Republicans "want a so-called independent reviewer to go through all of her personal emails, and they are basically suggesting that she is lying about turning over her official documents to the State Department," a spokesman for the committee's Democrats said in a statement. "If Members of Congress have questions about the documents that have been produced or the process that was used, the appropriate steps utilized in congressional investigations are to pose those questions to an individual's attorney, ask the individual to provide a certification that all of the requested documents have been provided, and if necessary, ask the individual to confirm these facts in testimony under oath."
There is also not much precedent for an independent figure stepping into an investigation like this. Though independent arbiters are sometimes used when there are sensitive issues of privilege at hand in federal prosecutions, neither Davis nor the former oversight staffer could recall a situation when the committee resorted to that tactic for information.

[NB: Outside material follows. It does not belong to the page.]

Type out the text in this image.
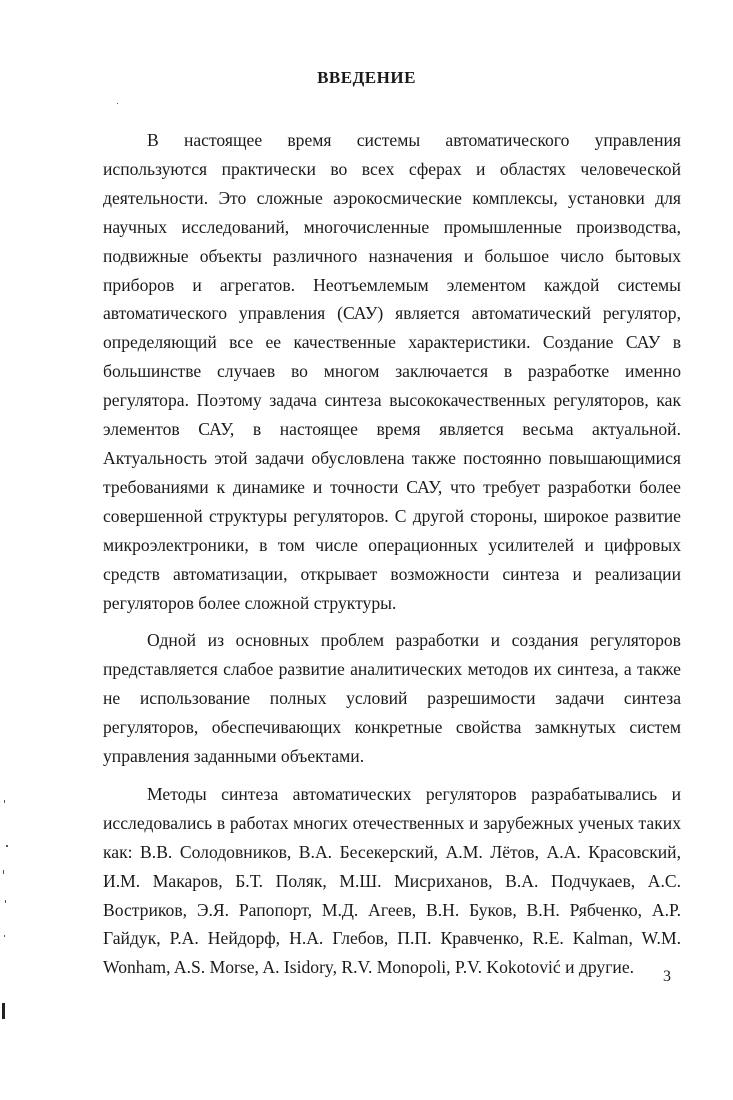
ВВЕДЕНИЕ

В настоящее время системы автоматического управления используются практически во всех сферах и областях человеческой деятельности. Это сложные аэрокосмические комплексы, установки для научных исследований, многочисленные промышленные производства, подвижные объекты различного назначения и большое число бытовых приборов и агрегатов. Неотъемлемым элементом каждой системы автоматического управления (САУ) является автоматический регулятор, определяющий все ее качественные характеристики. Создание САУ в большинстве случаев во многом заключается в разработке именно регулятора. Поэтому задача синтеза высококачественных регуляторов, как элементов САУ, в настоящее время является весьма актуальной. Актуальность этой задачи обусловлена также постоянно повышающимися требованиями к динамике и точности САУ, что требует разработки более совершенной структуры регуляторов. С другой стороны, широкое развитие микроэлектроники, в том числе операционных усилителей и цифровых средств автоматизации, открывает возможности синтеза и реализации регуляторов более сложной структуры.

Одной из основных проблем разработки и создания регуляторов представляется слабое развитие аналитических методов их синтеза, а также не использование полных условий разрешимости задачи синтеза регуляторов, обеспечивающих конкретные свойства замкнутых систем управления заданными объектами.

Методы синтеза автоматических регуляторов разрабатывались и исследовались в работах многих отечественных и зарубежных ученых таких как: В.В. Солодовников, В.А. Бесекерский, А.М. Лётов, А.А. Красовский, И.М. Макаров, Б.Т. Поляк, М.Ш. Мисриханов, В.А. Подчукаев, А.С. Востриков, Э.Я. Рапопорт, М.Д. Агеев, В.Н. Буков, В.Н. Рябченко, А.Р. Гайдук, Р.А. Нейдорф, Н.А. Глебов, П.П. Кравченко, R.E. Kalman, W.M. Wonham, A.S. Morse, A. Isidory, R.V. Monopoli, P.V. Kokotović и другие.	3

Clinton may not be ready to consider an arbiter. She has yet to even say anything publicly about her emails. But least one prominent Democratic ally thinks that she has to do something soon. Sen. Dianne Feinstein said on "Meet the Press" that Clinton "needs to step up and come out and state exactly what the situation is ... I think, at this point, from this point on, the silence is going to hurt her."
CBS News Correspondent Julianna Goldman contributed to this report.